Border spending bill reaches ridiculous level
Re: the July 9 article "Border 'surge' may unleash flood of spending."
The details of the immigration bill are grotesque. The bill would add $45 billion to border control, a sum so large that even Homeland Security and the Border Patrol question the value of the measures to be funded.
Private prison companies and others have spent millions lobbying Congress on the bill, which would, no doubt, increase those companies' coffers by an amount that will make the lobbying worthwhile.
What different lives these lobbyists lead, compared to the ones they incarcerate for trying to improve their lot with honest work!
As always, the laws govern the poor and the rich govern the laws. We should be able to do better than this repugnant plan.
Erik B. Ryberg
Mailing letter via Phoenix takes too long
Sending a letter across town and receiving a reply used to take approximately two business days and 50 miles instead of the current total of four business days and 500 miles, thanks to the Phoenix postmark now required with the closing of the Cherrybell Stravenue processing facility - supposedly in the name of government efficiency.
Is quantity alone truly the best standard our elected officials should be using to determine the quality of public services?
Border 'surge' would harm environment
More than $40 billion will be spent militarizing the border in the next 10 years if the Senate gets its way. Its "border surge" calls for doubling the number of Border Patrol agents and adding 348 miles of wall to the 651 miles of walls and barriers already built along the Southwest border. More walls and agents mean more harm to the environment.
Walls do not stop people from crossing. They stop wildlife from accessing habitat and water from following its natural course. Border communities like Nogales have been flooded and scenic landscapes, including wildlife refuges, have been destroyed to build walls. Countless species face a rising threat as their habitats disappear, and Border Patrol off-roading has already scarred the Cabeza Prieta National Wildlife Refuge.
This "border splurge" of taxpayer dollars for an illusion of security would come at the expense of wildlife and the environment.
Sierra Club Borderlands summer intern
City golf courses don't need new managers
The city of Tucson sent out a request for proposal for management of Tucson's city golf courses. They received 15 responses. Tucson Greens Committee is concerned about a company managing our courses from a remote location. Currently, the green fees have been capped by the mayor and City Council, but a remote company may want changes.
In October 2010, the committee recommended and won a unanimous vote from the council not to privatize our golf courses. Given the potential new direction for Tucson golf, it is now more important than ever that the mayor and council listen to the committee's advice.

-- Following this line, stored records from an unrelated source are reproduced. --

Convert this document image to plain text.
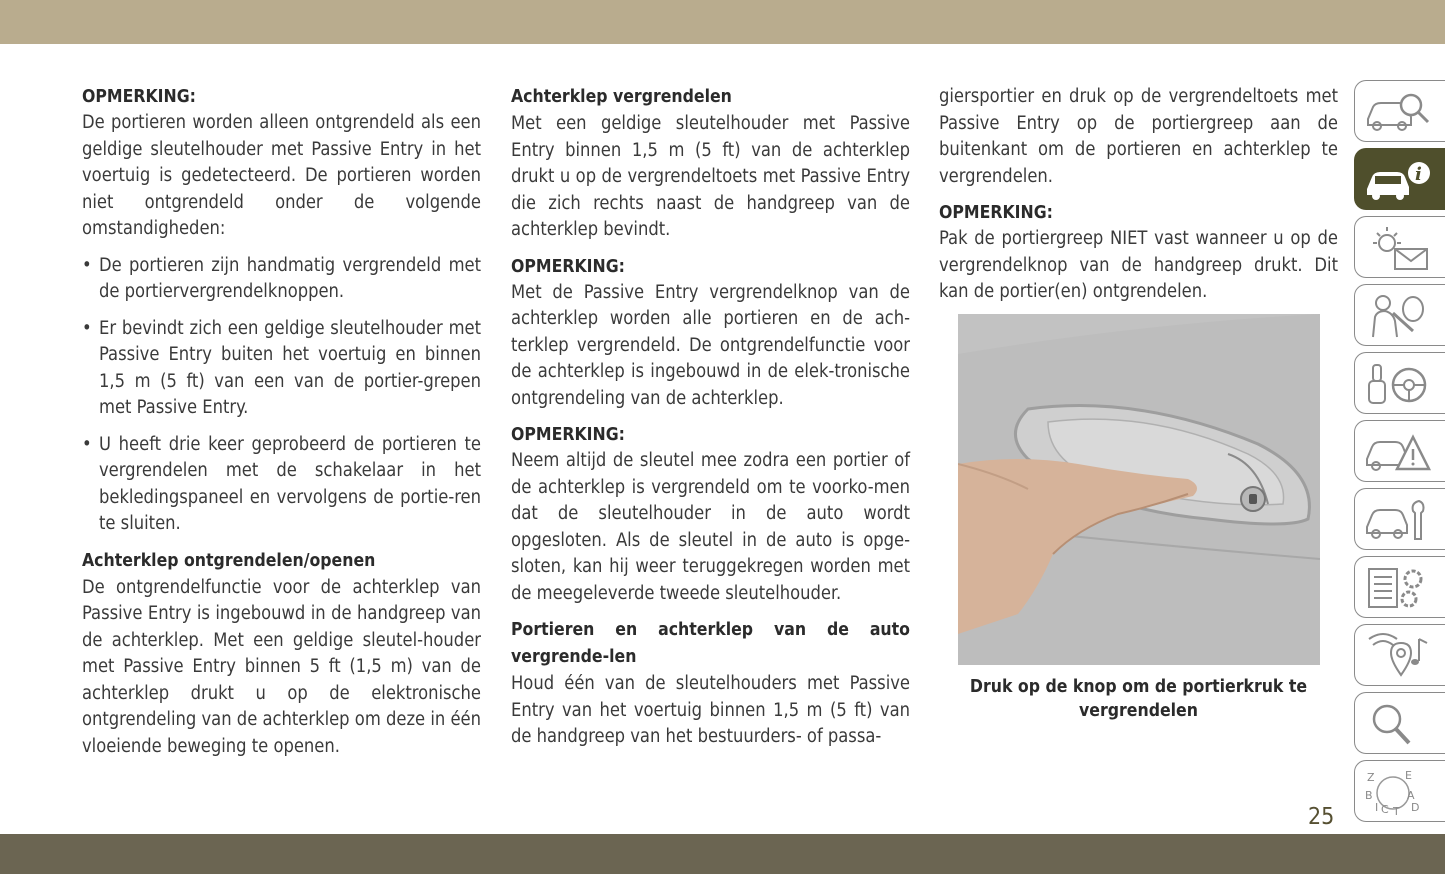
OPMERKING:

De portieren worden alleen ontgrendeld als een geldige sleutelhouder met Passive Entry in het voertuig is gedetecteerd. De portieren worden niet ontgrendeld onder de volgende omstandigheden:

• De portieren zijn handmatig vergrendeld met de portiervergrendelknoppen.

• Er bevindt zich een geldige sleutelhouder met Passive Entry buiten het voertuig en binnen 1,5 m (5 ft) van een van de portier-grepen met Passive Entry.

• U heeft drie keer geprobeerd de portieren te vergrendelen met de schakelaar in het bekledingspaneel en vervolgens de portie-ren te sluiten.

Achterklep ontgrendelen/openen

De ontgrendelfunctie voor de achterklep van Passive Entry is ingebouwd in de handgreep van de achterklep. Met een geldige sleutel-houder met Passive Entry binnen 5 ft (1,5 m) van de achterklep drukt u op de elektronische ontgrendeling van de achterklep om deze in één vloeiende beweging te openen.

Achterklep vergrendelen

Met een geldige sleutelhouder met Passive Entry binnen 1,5 m (5 ft) van de achterklep drukt u op de vergrendeltoets met Passive Entry die zich rechts naast de handgreep van de achterklep bevindt.

OPMERKING:

Met de Passive Entry vergrendelknop van de achterklep worden alle portieren en de ach-terklep vergrendeld. De ontgrendelfunctie voor de achterklep is ingebouwd in de elek-tronische ontgrendeling van de achterklep.

OPMERKING:

Neem altijd de sleutel mee zodra een portier of de achterklep is vergrendeld om te voorko-men dat de sleutelhouder in de auto wordt opgesloten. Als de sleutel in de auto is opge-sloten, kan hij weer teruggekregen worden met de meegeleverde tweede sleutelhouder.

Portieren en achterklep van de auto vergrende-len

Houd één van de sleutelhouders met Passive Entry van het voertuig binnen 1,5 m (5 ft) van de handgreep van het bestuurders- of passa-

giersportier en druk op de vergrendeltoets met Passive Entry op de portiergreep aan de buitenkant om de portieren en achterklep te vergrendelen.

OPMERKING:

Pak de portiergreep NIET vast wanneer u op de vergrendelknop van de handgreep drukt. Dit kan de portier(en) ontgrendelen.

Druk op de knop om de portierkruk te vergrendelen
i
Z	E
B	A
I C T D
25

The five city courses are in excellent shape and financially show a profit. Most golfers believe we are closing Enke and El Rio and this reduces play. Rescind the closure list and notify the golfers. Please play and enjoy Enke and El Rio.
Chairman, Tucson Greens Committee
If not Old Pueblo, how about Baked Apple?
Before we leave the issue of the term Old Pueblo, we should at least mention the nickname Baked Apple - a clever play on New York's Big Apple.